Gutes Feuer, böses Feuer:

Was darf jetzt im Garten verbrannt werden?

Der Oktober hatte kaum begonnen, da qualmten schon die ersten Gartenfeuer. Und nur wenig später fanden sich die ersten Verstöße im Polizeibericht. Wir erklären, was geht und was nicht.

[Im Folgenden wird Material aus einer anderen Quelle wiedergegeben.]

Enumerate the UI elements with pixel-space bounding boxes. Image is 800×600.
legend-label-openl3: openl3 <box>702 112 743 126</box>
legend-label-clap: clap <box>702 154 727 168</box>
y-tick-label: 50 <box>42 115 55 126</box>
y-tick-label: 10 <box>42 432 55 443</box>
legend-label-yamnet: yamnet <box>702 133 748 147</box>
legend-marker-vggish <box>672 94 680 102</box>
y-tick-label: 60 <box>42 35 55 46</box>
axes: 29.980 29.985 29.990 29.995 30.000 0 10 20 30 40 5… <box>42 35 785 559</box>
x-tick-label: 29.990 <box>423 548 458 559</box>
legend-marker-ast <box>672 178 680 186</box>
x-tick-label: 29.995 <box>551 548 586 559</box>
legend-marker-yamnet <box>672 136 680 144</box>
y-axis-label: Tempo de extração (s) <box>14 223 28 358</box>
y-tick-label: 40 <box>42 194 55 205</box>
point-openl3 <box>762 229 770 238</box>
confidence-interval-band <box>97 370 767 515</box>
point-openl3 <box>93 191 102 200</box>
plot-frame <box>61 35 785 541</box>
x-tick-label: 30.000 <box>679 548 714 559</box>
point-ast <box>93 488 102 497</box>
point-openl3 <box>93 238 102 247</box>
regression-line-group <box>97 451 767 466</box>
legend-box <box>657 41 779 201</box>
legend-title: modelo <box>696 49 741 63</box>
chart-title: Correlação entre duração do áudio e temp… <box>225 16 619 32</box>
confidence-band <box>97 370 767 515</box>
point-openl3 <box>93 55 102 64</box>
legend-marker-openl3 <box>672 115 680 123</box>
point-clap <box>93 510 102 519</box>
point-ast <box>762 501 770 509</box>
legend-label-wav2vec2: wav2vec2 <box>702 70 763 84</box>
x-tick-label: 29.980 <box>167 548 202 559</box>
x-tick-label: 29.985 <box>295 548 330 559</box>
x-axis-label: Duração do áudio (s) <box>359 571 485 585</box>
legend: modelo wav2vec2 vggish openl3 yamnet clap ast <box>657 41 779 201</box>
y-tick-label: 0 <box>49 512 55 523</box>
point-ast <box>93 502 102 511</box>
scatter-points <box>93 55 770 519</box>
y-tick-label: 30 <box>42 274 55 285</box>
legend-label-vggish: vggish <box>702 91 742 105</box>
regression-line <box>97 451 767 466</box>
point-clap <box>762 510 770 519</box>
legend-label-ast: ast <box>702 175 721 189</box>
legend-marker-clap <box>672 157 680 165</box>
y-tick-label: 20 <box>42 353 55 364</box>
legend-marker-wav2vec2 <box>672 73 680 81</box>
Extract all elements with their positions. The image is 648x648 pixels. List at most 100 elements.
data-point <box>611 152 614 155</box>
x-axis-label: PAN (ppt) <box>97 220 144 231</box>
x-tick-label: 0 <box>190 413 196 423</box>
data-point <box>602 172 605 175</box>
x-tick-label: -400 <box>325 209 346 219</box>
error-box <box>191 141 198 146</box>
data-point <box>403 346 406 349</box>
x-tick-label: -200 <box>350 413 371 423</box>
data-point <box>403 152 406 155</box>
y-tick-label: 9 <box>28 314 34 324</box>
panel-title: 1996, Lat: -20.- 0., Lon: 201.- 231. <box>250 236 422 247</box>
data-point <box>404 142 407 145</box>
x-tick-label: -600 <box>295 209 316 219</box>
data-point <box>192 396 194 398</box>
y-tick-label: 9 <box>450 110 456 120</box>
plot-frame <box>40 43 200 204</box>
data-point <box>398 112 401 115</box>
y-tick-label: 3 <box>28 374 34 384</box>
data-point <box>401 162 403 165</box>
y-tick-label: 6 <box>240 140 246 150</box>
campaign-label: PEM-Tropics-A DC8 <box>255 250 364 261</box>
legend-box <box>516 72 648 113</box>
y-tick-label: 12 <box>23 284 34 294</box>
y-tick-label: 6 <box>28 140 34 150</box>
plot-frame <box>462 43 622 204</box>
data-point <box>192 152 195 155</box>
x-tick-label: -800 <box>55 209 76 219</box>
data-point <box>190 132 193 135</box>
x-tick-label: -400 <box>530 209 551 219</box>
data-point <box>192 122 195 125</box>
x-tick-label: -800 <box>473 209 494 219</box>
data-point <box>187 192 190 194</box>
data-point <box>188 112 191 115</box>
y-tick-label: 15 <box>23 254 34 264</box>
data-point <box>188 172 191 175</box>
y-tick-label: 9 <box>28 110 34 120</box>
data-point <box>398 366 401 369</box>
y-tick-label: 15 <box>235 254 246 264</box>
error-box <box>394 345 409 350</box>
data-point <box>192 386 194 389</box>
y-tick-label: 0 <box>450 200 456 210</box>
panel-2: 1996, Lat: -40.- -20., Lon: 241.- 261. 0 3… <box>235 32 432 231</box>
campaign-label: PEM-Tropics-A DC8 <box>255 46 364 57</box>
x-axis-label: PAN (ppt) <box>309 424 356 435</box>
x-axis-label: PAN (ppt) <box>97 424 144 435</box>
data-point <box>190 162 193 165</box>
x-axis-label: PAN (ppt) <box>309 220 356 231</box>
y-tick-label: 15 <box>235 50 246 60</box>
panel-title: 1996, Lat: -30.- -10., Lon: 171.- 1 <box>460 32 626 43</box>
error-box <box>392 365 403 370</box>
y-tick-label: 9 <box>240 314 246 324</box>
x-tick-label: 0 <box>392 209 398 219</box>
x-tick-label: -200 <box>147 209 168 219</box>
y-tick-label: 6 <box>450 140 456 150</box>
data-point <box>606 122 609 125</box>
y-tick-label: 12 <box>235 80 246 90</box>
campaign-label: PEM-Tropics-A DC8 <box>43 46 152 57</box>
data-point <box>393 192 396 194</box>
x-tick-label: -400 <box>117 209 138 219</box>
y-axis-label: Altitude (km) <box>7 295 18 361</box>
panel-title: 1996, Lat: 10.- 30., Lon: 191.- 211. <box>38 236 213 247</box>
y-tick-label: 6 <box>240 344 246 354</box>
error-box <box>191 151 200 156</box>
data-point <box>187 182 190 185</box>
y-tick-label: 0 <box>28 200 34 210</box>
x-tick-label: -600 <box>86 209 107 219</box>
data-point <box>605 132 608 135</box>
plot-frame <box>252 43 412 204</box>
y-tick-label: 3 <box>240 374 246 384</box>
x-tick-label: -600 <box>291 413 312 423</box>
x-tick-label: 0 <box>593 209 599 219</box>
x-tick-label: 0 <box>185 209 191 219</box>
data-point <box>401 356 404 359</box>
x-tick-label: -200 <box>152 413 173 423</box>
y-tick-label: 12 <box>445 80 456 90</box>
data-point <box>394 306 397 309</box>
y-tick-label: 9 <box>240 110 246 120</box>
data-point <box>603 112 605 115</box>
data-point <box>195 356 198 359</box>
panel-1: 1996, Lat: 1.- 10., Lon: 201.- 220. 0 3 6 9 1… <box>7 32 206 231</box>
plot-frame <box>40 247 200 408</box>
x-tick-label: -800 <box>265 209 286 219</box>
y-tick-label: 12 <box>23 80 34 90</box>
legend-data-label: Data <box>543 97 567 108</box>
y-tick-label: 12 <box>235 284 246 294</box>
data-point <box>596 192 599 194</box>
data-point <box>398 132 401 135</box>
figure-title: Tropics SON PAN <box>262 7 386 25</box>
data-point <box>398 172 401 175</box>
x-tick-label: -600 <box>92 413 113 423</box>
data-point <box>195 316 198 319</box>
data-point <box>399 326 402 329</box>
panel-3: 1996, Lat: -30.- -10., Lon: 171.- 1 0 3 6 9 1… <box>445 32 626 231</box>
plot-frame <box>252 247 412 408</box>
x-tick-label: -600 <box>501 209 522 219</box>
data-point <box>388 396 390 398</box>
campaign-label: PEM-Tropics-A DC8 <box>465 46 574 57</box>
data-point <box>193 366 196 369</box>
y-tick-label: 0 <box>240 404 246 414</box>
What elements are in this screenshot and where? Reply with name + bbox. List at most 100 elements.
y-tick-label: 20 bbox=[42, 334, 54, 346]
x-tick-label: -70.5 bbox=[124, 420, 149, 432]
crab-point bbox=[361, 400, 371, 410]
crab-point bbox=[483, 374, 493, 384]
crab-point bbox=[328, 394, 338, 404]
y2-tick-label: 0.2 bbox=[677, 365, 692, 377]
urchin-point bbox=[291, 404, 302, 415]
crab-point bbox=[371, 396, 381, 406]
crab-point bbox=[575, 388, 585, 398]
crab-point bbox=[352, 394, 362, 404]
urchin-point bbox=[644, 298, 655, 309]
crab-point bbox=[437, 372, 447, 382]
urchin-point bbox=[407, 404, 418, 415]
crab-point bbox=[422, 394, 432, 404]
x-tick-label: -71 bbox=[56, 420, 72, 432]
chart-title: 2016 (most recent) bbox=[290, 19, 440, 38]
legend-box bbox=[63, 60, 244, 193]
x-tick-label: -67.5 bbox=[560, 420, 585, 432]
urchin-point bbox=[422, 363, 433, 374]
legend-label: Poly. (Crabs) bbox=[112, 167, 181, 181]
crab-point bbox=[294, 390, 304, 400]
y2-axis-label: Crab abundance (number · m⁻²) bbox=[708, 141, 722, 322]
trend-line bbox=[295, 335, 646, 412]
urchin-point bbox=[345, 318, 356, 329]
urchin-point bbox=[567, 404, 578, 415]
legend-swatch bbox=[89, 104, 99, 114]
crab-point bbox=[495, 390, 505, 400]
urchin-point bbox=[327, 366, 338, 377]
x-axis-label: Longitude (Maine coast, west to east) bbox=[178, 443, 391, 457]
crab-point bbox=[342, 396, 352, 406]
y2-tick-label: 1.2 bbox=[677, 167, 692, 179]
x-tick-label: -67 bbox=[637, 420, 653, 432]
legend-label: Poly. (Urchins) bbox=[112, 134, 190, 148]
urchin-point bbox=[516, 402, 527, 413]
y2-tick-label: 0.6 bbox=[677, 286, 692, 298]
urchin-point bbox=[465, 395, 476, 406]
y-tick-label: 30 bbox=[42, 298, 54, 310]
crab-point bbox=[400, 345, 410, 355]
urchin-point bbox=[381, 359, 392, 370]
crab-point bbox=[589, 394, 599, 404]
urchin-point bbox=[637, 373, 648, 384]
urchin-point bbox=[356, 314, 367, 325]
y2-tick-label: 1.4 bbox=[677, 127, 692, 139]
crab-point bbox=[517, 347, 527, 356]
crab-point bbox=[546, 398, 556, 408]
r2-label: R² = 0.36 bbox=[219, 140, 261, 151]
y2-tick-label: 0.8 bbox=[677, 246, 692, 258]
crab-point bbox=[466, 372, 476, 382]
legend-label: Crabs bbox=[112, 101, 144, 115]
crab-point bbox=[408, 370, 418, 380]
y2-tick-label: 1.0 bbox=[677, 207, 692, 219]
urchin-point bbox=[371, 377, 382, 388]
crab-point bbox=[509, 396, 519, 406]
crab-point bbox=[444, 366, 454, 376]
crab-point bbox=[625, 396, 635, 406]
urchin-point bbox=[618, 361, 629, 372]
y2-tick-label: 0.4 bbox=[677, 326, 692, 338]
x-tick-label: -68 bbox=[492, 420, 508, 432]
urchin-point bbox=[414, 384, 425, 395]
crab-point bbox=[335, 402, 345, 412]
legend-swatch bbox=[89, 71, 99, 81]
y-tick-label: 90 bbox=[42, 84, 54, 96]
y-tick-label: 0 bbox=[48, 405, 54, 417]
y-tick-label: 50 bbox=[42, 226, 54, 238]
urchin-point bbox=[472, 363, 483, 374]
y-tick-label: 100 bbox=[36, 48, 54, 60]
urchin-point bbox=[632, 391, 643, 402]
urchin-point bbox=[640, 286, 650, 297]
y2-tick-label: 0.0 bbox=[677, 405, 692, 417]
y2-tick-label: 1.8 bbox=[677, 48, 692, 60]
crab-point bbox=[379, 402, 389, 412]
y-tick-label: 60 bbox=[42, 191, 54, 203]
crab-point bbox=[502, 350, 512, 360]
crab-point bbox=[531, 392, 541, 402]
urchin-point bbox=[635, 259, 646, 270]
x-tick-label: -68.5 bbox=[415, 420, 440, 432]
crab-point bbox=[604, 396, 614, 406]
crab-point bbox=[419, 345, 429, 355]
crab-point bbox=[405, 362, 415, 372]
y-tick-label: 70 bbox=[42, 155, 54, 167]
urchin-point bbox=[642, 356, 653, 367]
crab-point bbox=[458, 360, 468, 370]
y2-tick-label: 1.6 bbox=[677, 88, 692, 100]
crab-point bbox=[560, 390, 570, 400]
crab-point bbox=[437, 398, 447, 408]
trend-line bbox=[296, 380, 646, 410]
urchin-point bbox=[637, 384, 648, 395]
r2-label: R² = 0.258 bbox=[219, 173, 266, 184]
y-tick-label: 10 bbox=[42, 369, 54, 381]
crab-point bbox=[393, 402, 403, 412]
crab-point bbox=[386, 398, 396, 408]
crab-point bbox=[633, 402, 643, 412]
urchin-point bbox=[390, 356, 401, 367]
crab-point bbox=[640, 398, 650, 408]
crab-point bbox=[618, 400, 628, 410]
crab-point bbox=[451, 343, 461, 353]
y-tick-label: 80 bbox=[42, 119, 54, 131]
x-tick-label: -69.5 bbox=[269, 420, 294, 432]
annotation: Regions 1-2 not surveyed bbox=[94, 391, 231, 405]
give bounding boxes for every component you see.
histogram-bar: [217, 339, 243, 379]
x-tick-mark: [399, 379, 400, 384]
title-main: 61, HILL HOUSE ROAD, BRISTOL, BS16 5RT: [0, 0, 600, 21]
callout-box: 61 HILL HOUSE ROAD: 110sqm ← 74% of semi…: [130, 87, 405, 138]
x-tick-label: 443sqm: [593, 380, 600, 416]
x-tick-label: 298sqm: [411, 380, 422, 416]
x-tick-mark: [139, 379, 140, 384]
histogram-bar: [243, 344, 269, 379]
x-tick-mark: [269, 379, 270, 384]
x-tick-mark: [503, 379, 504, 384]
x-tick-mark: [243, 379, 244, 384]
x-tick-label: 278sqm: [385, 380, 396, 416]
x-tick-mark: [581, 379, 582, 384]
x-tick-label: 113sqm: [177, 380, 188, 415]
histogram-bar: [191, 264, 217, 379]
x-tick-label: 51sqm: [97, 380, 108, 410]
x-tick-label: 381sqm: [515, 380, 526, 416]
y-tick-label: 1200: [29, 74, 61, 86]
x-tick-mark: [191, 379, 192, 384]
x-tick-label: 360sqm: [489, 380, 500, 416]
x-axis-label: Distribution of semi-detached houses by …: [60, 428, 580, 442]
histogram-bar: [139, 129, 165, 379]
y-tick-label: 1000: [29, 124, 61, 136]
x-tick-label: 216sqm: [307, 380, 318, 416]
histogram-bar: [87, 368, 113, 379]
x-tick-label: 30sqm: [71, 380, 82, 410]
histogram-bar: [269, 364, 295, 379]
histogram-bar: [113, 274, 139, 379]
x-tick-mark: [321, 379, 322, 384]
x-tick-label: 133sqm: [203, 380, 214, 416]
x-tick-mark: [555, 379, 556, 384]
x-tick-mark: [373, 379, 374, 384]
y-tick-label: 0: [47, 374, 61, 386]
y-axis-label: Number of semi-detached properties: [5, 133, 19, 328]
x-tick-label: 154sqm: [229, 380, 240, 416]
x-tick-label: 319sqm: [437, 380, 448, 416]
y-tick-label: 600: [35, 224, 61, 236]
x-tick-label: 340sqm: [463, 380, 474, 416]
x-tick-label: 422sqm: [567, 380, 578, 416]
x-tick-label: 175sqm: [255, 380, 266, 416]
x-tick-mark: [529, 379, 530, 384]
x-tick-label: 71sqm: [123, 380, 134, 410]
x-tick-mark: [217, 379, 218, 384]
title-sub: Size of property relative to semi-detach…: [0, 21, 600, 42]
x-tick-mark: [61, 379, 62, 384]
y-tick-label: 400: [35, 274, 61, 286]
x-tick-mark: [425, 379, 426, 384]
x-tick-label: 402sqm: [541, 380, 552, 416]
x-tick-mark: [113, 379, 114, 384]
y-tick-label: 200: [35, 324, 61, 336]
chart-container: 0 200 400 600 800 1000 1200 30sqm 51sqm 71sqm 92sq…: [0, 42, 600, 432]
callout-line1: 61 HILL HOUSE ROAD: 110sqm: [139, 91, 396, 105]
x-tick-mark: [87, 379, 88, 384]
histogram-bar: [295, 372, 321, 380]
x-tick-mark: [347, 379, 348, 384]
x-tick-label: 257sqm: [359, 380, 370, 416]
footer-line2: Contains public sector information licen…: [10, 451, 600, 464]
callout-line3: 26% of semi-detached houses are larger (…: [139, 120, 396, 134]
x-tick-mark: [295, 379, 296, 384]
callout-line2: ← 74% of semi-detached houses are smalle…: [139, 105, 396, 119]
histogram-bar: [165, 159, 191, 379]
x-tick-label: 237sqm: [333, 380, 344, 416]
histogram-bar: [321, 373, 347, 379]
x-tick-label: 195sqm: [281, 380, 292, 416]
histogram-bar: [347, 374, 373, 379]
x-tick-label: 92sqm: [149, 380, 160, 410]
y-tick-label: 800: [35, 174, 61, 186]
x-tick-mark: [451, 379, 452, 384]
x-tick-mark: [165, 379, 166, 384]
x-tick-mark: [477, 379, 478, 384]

Das Verbrennen von Gartenabfällen ist im Oktober mit Einschränkungen erlaubt. Allerdings sollte es laut Umweltamt nur die Ausnahme sein.
Archiv/Stefan Hoeft Das Verbrennen von Gartenabfällen ist im Oktober mit Einschränkungen erlaubt. Allerdings sollte es laut Umweltamt nur die Ausnahme sein.

Was ist erlaubt?

Grundsätzlich sind alle pflanzlichen Abfälle vorrangig zu verwerten (verrotten, liegenlassen, einbringen in den Boden oder kompostieren). Darüber hinaus besteht während des gesamten Jahres die Möglichkeit, die pflanzlichen Abfälle gegen ein geringes Entgelt auf den Wertstoffhöfen des Landkreises abzugeben. Wenn andere Entsorgungsmöglichkeiten nicht vorhanden sind beziehungsweise deren Nutzung im Einzelfall nicht möglich oder nicht zumutbar ist, dann dürfen im März und im Oktober pflanzliche Abfälle verbrannt werden. Das ist nur Montag bis Sonnabend jeweils für zwei Stunden in der Zeit von 8 bis 18 Uhr gestattet.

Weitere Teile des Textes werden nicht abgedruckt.